Um estudo feito pela Rede Covida, ligada à Fiocruz-BA, estima que, se o isolamento social na Bahia for flexibilizado para as pessoas que não apresentam sintomas de covid-19, o resultado pode ser desastroso. Se o governo estadual decidisse permitir que as pessoas assintomáticas pudessem voltar às ruas neste momento, a taxa de transmissão da doença seria aumentada em 50%, segundo os pesquisadores.

Esta previsão leva em conta um estudo publicado na revista Science, que revelou que 80% dos infectados pelo coronavírus são assintomáticos. Ou seja, pessoas contaminadas que não sentem as complicações da covid-19 podem estar indo às ruas acreditando que não têm a doença.

E esta taxa de assintomáticos é um dos motivos por que o isolamento tem sido recomendado como forma de diminuir a disseminação do vírus pelo mundo. Nessa terça-feira (28), o governador Rui Costa ampliou por mais 15 dias o decreto de suspensão das aulas na rede pública estadual e deixou claro que essa possibilidade de flexibilização está descartada agora.

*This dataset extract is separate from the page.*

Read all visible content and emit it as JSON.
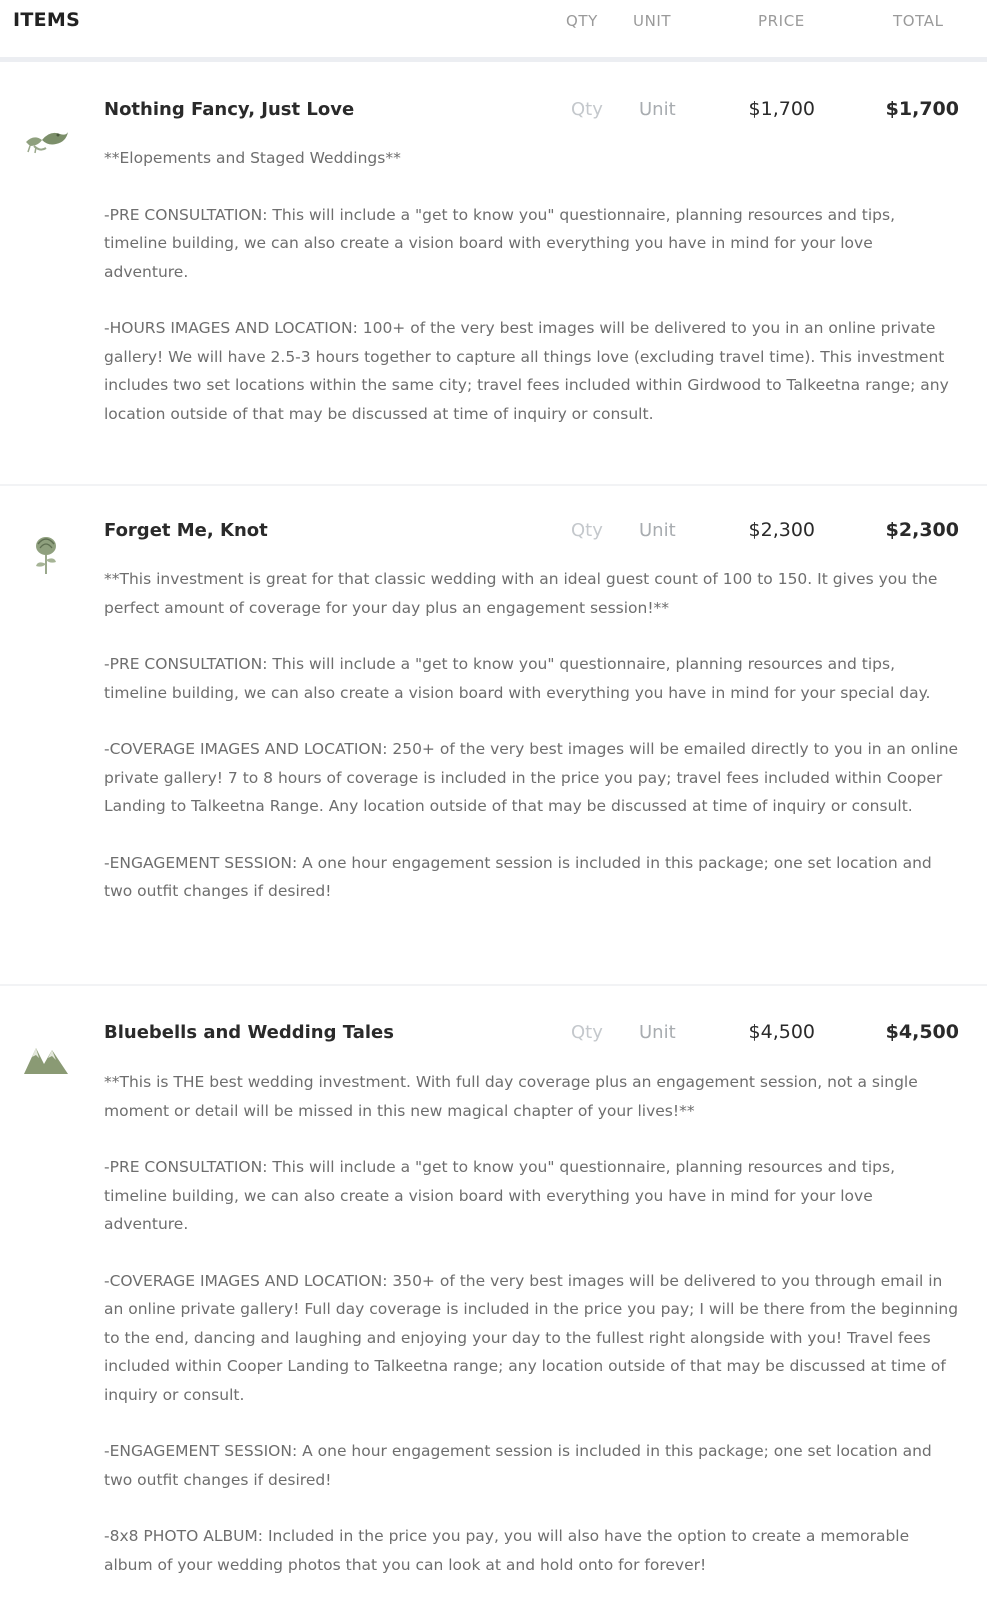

Na projeção dos pesquisadores, se o relaxamento das medidas fosse feito a partir do dia 27 de abril, isso provocaria, já na primeira semana de maio, um aumento de 75% no total de casos acumulados no estado e 23% no número de óbitos. Atualmente, o estado tem mais de 2,6 mil casos confirmados e 100 mortes pela doença, sendo que 62 óbitos foram em Salvador. O impacto no crescimento de infecções a partir da flexibilidade geraria ainda um aumento de 58% no número de leitos clínicos e 68% nos leitos de Unidade de Terapia Intensiva (UTI).

Ou seja, os resultados apresentados indicam que a suspensão precoce das medidas de distanciamento social no estado pode levar a graves abalos, tanto nas necessidades de hospitalizações quanto no número de novos casos e, consequentemente, nas mortes. 

Doutora em Matemática pela Universidade do Porto e uma das responsáveis pelo boletim da Rede Covida, Juliane Oliveira relata que num modelo de relaxamento do distanciamento social pode-se pensar que as pessoas que realmente precisam ficar isoladas são aquelas que estão apresentando sintomas da doença ou são grupo de risco, mas não é bem assim. Quem está assintomático pode contribuir para a disseminação do vírus.